The complete drivetrain was still intact and looking stout. We knew the three-year-old GM Performance Parts 383 stroker engine had practically no hours on it and would probably fire right up as long as we supplied fresh fuel to it. Three healthy squirts revived the mill, allowing us to move the beast down the driveway and around the corner where our trusty Carson trailer was waiting. We immediately took the vehicle to GM Truck Center in Burbank, California, to map out what we needed to do to get the rig going again. GM Truck Center specializes in restoring early-model GM pickups and SUVs, so naturally the SuperBurb was right at home there. We developed a wish list of parts and equipment we wanted to install on the rig, and turned the owner Henrik Hairapetian loose. We wanted to transform the SuperBurb into an overland adventure rig that could support up to four people for extended trips to remote locations.

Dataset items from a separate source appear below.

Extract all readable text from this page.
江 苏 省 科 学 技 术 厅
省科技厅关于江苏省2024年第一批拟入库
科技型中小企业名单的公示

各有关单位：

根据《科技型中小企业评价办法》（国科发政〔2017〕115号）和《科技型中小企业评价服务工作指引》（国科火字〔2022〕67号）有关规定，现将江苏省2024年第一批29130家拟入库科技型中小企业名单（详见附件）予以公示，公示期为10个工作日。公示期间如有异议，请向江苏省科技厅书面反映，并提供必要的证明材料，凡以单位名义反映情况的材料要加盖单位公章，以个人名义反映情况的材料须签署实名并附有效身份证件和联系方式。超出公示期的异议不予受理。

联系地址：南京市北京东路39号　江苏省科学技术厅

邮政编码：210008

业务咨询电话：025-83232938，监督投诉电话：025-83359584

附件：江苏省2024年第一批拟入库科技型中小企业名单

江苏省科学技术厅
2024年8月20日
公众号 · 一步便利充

The first action item was new front and rear bumpers. GM Truck Center's lead fabricator, Alex Kiss, took on the task, knowing only that we wanted something with extraction points, a winch mount up front, and a retro look that fit. Two weeks later we showed up to find the front bumper three-quarters of the way done. We added our two cents and cut Alex loose. About a month later, we stopped in to check out the progress. Alex was finishing up the front bumper, adding the finishing touches. Read on to see how our custom bumpers came to be.
GM Truck Center fabrication guru Alex Kiss started building the front bumper from scratch using the bare frame ends as a starting point. As you can see, the basic shape resembled something you might find on a desert prerunner. Our approval reassured Kiss that he was on the right track. We know an artist when we see one, so we gave creative control to Kiss and left him with a Warn 8274 to incorporate up front.
The rear bumper, like the front, is custom made out of 13/4-inch DOM tubing. This simple but effective design matches the front styling and protects the factory sheetmetal. We dig the simple nature of this bumper and appreciate the fact that it allows us to easily integrate a swing-out tire carrier in the future if we desire. We may also add auxiliary back-up lights later on down the road.